Fiberglass, (also called fiberglass and glass fiber), is material made
from extremely fine fibers of glass. It is used as a reinforcing agent
for many polymer products; the resulting composite material, properly
known as fiber-reinforced polymer (FRP) or glass-reinforced plastic
(GRP), is called "fiberglass" in popular usage. Glassmakers throughout
history have experimented with glass fibers, but mass manufacture of
fiberglass was only made possible with the invention of finer machine
tooling. In 1893, Edward Drummond Libbey exhibited a dress at the
World's Columbian Exposition incorporating glass fibers with the
diameter and texture of silk fibers. This was first worn by the popular
stage actress of the time Georgia Cayvan.
Uses for regular fiberglass include mats,
thermal insulation, electrical insulation, reinforcement of various
materials, tent poles, sound absorption, heat- and corrosion-resistant
fabrics, high-strength fabrics, arrows, bows and crossbows, translucent
roofing panels, automobile bodies, electrical insulation and boat hulls.
The Nature of Glass
- Glass is typically viewed as an elastic solid in which no significant crystallization has occurred. Thus there is no long-range ordering or extended formation of any Bravais lattice. It follows that glass, even as a fiber, has little crystalline structure (see amorphous solid). The properties of the structure of glass in its softened stage are very much like its properties when spun into fiber. One definition of glass is "an inorganic substance in a condition which is continuous with, and analogous to the liquid state of that substance, but which, as a result of a reversible change in viscosity during cooling, has attained so high a degree of viscosity as to be, for all practical purposes, rigid."
- Generally speaking, the atomic or molecular structure of glass exists in a metastable state with respect to its crystalline form. This essentially reflects their formation from a non-equilibrium supercooled liquid state. Fundamental principles of Gibbs free energy minimization dictate this thermodynamic driving force towards crystallinity, long-range symmetry and thermodynamic equilibrium.
Types of Fiber Glass
- Two types of fiberglass are most commonly used.
- They are S-glass and E-glass.
- E-glass has good insulation properties and it will maintain its properties up to 1500 degree F(815 deg C).
- S-glass has a high tensile strength and is stiffer than E-glass.
Properties of Glass
- Glass fibers are useful because of their high ratio of surface area to weight. However, the increased surface area makes them much more susceptible to chemical attack. By trapping air within them, blocks of glass fiber make good thermal insulation, with a thermal conductivity of the order of 0.05 W/(mK).

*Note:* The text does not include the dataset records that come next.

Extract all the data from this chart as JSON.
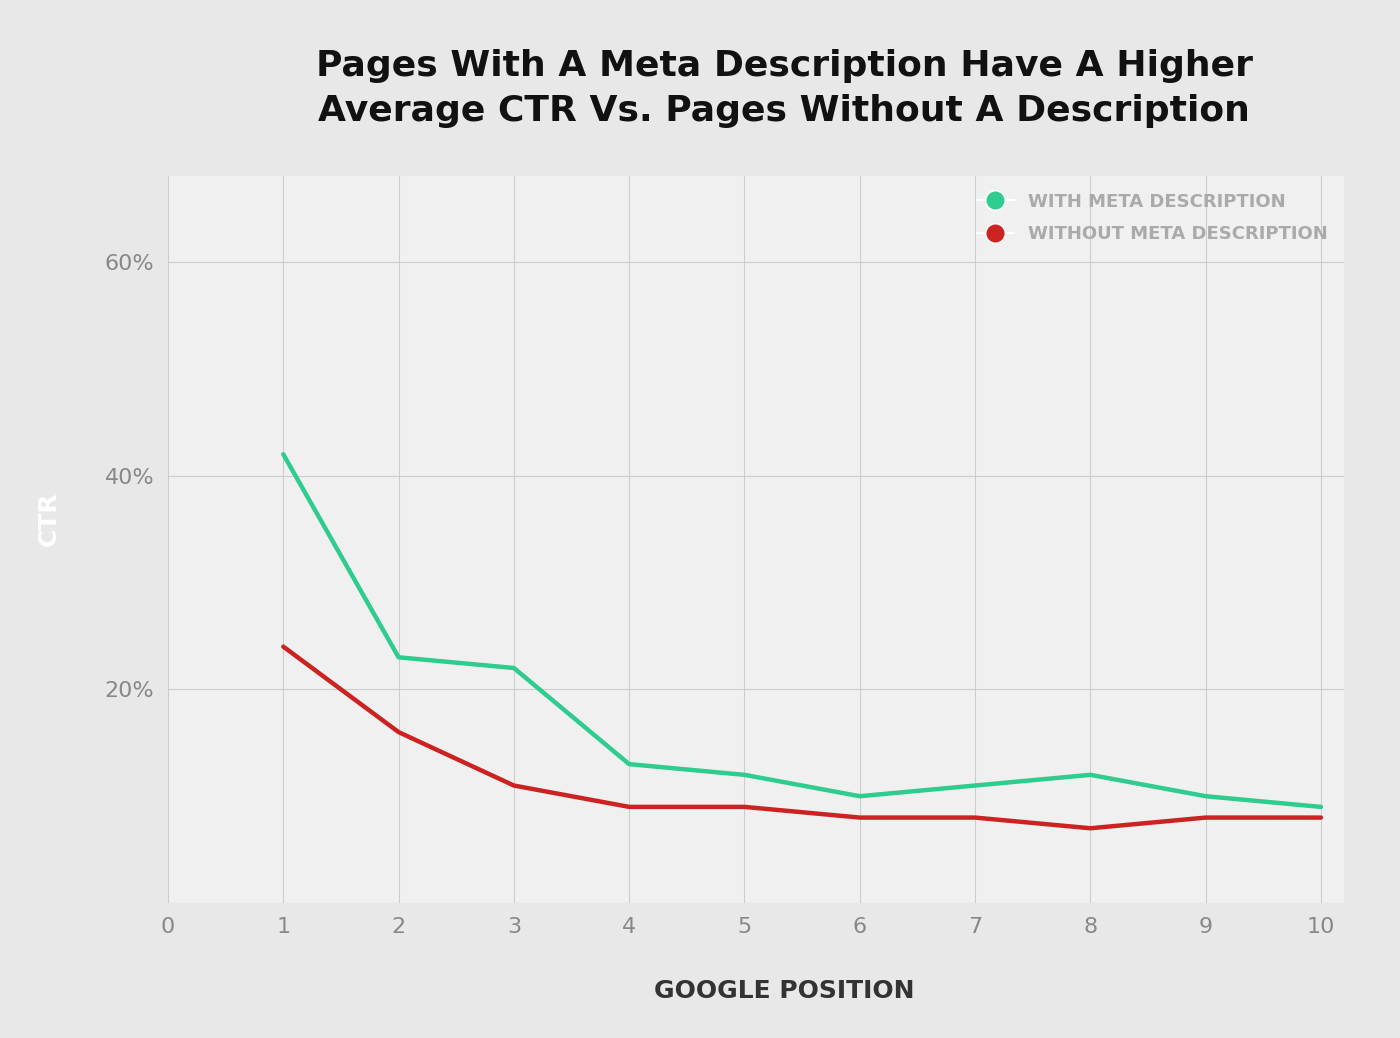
{
  "title_line1": "Pages With A Meta Description Have A Higher",
  "title_line2": "Average CTR Vs. Pages Without A Description",
  "xlabel": "GOOGLE POSITION",
  "ylabel": "CTR",
  "x_values": [
    1,
    2,
    3,
    4,
    5,
    6,
    7,
    8,
    9,
    10
  ],
  "with_desc": [
    0.42,
    0.23,
    0.22,
    0.13,
    0.12,
    0.1,
    0.11,
    0.12,
    0.1,
    0.09
  ],
  "without_desc": [
    0.24,
    0.16,
    0.11,
    0.09,
    0.09,
    0.08,
    0.08,
    0.07,
    0.08,
    0.08
  ],
  "color_with": "#2ECC8F",
  "color_without": "#CC2222",
  "legend_with": "WITH META DESCRIPTION",
  "legend_without": "WITHOUT META DESCRIPTION",
  "bg_outer": "#E8E8E8",
  "bg_plot": "#F0F0F0",
  "bg_left_bar": "#1A1A1A",
  "grid_color": "#CCCCCC",
  "title_color": "#111111",
  "axis_label_color": "#333333",
  "tick_color": "#888888",
  "legend_text_color": "#AAAAAA",
  "yticks": [
    0.0,
    0.2,
    0.4,
    0.6
  ],
  "ytick_labels": [
    "",
    "20%",
    "40%",
    "60%"
  ],
  "xticks": [
    0,
    1,
    2,
    3,
    4,
    5,
    6,
    7,
    8,
    9,
    10
  ],
  "ylim": [
    0.0,
    0.68
  ],
  "xlim": [
    0,
    10.2
  ],
  "line_width": 3.2,
  "left_bar_width": 0.07
}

- The strength of glass is usually tested and reported for "virgin" or pristine fibers -- those which have just been manufactured. The freshest, thinnest fibers are the strongest because the thinner fibers are more ductile. The more the surface is scratched, the less the resulting tenacity. Because glass has an amorphous structure, its properties are the same along the fiber and across the fiber. Humidity is an important factor in the tensile strength. Moisture is easily adsorbed, and can worsen microscopic cracks and surface defects, and lessen tenacity.
- In contrast to carbon fiber, glass can undergo more elongation before it breaks. There is a correlation between bending diameter of the filament and the filament diameter. The viscosity of the molten glass is very important for manufacturing success. During drawing (pulling of the glass to reduce fiber circumference), the viscosity should be relatively low. If it is too high, the fiber will break during drawing. However, if it is too low, the glass will form droplets rather than drawing out into fiber.